Evaluate the following limit by first recognizing the sum as a Riemann sum for a function defined on [0, 1]:
lim 10/n ( (1/n)^1/2 + (2/n)^1/2 + (3/n)^1/2 +.....+ (n/n)^1/2 )
n----> infinity
To evaluate the given limit, we need to recognize the sum as a Riemann sum for a function defined on [0, 1].
First, let's rewrite the sum in a more convenient form:
(1/n)^1/2 + (2/n)^1/2 + (3/n)^1/2 + ... + (n/n)^1/2
To do this, we can rewrite each term as (k/n)^1/2, where k ranges from 1 to n.
Now, let's consider a function f(x) = x^1/2 defined on the interval [0, 1]. We can see that the sum above represents a Riemann sum for f(x) using n subdivisions.
If we divide the interval [0, 1] into n equal subdivisions, each subdivision will have a width of Δx = 1/n.
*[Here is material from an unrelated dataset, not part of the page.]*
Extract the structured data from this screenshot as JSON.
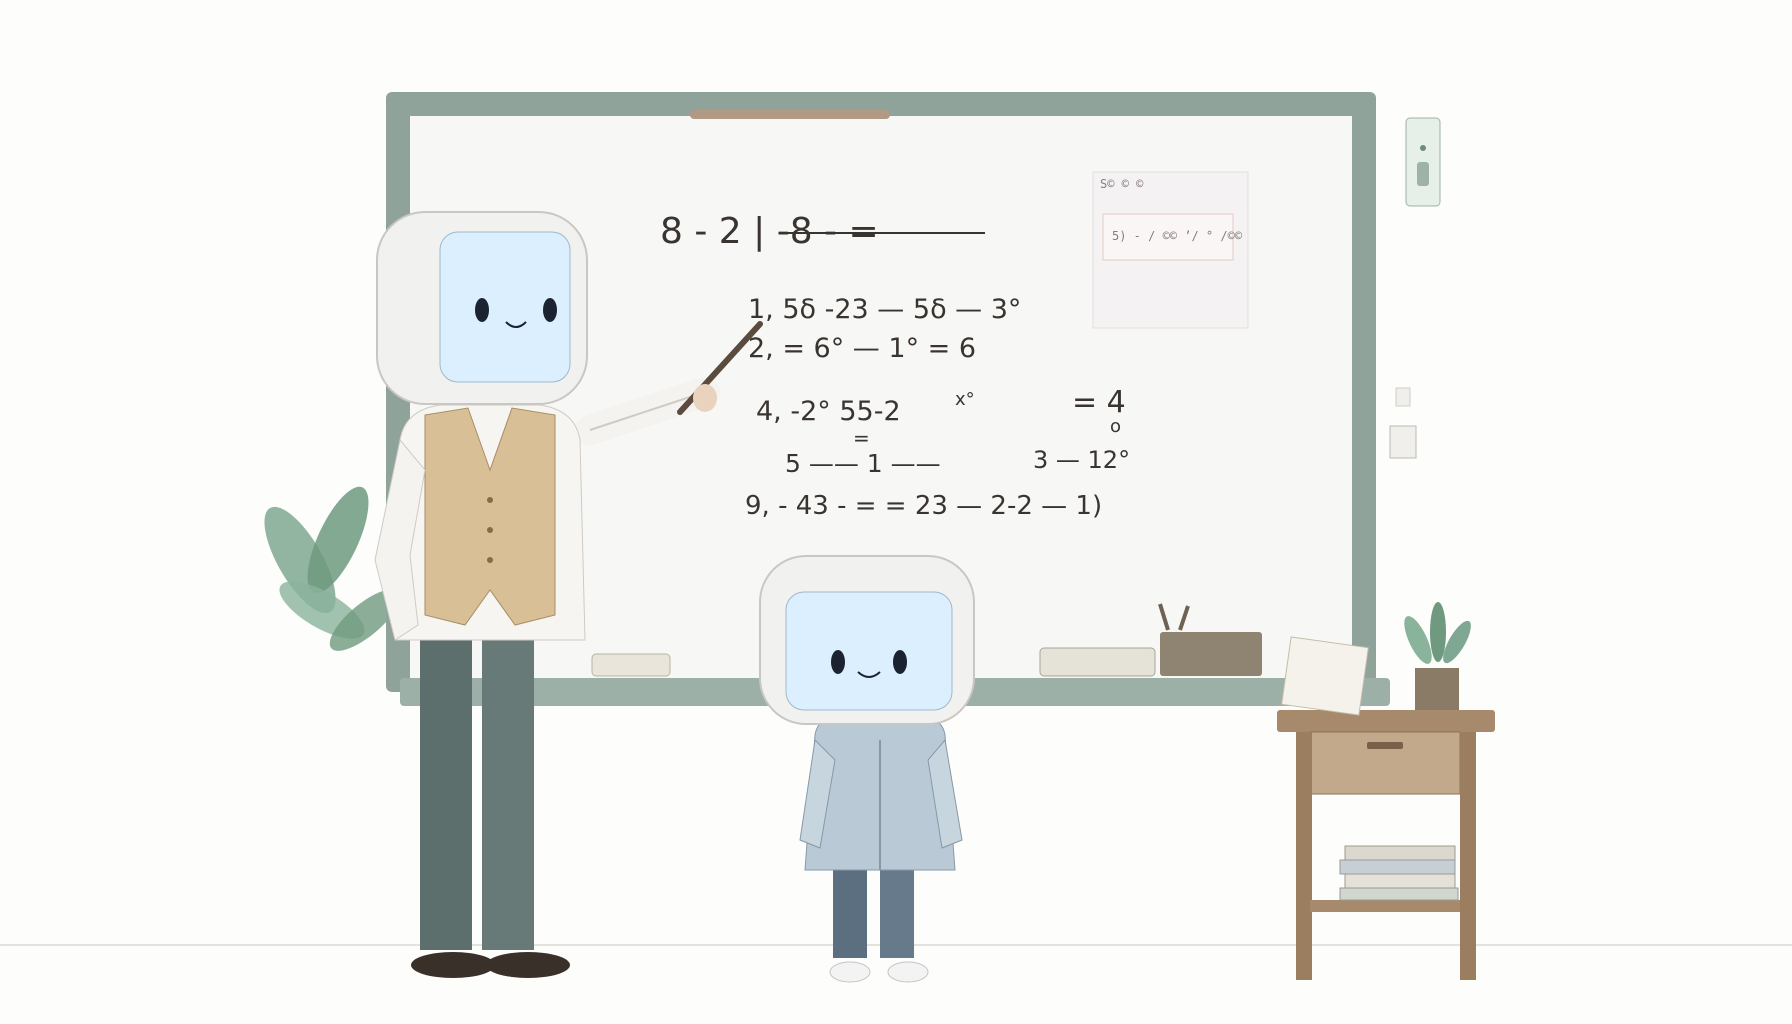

Therefore, the height of each rectangle in the Riemann sum will be f(x_i) = f(k/n) = (k/n)^1/2, where k is the index of each subdivision.
The Riemann sum, S_n, can be calculated by summing the areas of each rectangle:
S_n = (Δx) * [f(x_1) + f(x_2) + ... + f(x_n)]
= (1/n) * [(1/n)^1/2 + (2/n)^1/2 + ... + (n/n)^1/2]
The given limit is the limit of the Riemann sum as n approaches infinity:
lim(n→∞) {(1/n) * [(1/n)^1/2 + (2/n)^1/2 + ... + (n/n)^1/2]}.
To evaluate this limit, we can rewrite it as an integral of f(x) over the interval [0, 1]:
lim(n→∞) {(1/n) * [(1/n)^1/2 + (2/n)^1/2 + ... + (n/n)^1/2]}
= lim(n→∞) {(1/n) * [f(1/n) + f(2/n) + ... + f(n/n)]}
= lim(n→∞) ∑[(1/n) * f(k/n)], where k ranges from 1 to n
= ∫[0,1] f(x) dx.
Now, the limit is equivalent to the integral of f(x) from 0 to 1.
To evaluate this integral, we can use the power rule for integration:
∫ x^1/2 dx = (2/3)x^(3/2).
Evaluating the integral:
∫[0,1] f(x) dx = ∫[0,1] x^1/2 dx = [(2/3)x^(3/2)] evaluated from 0 to 1.
Substituting the limits into the equation:
= [(2/3)(1)^(3/2)] - [(2/3)(0)^(3/2)]
= (2/3)(1) - (2/3)(0)
= 2/3.
Therefore, the limit as n approaches infinity is 2/3.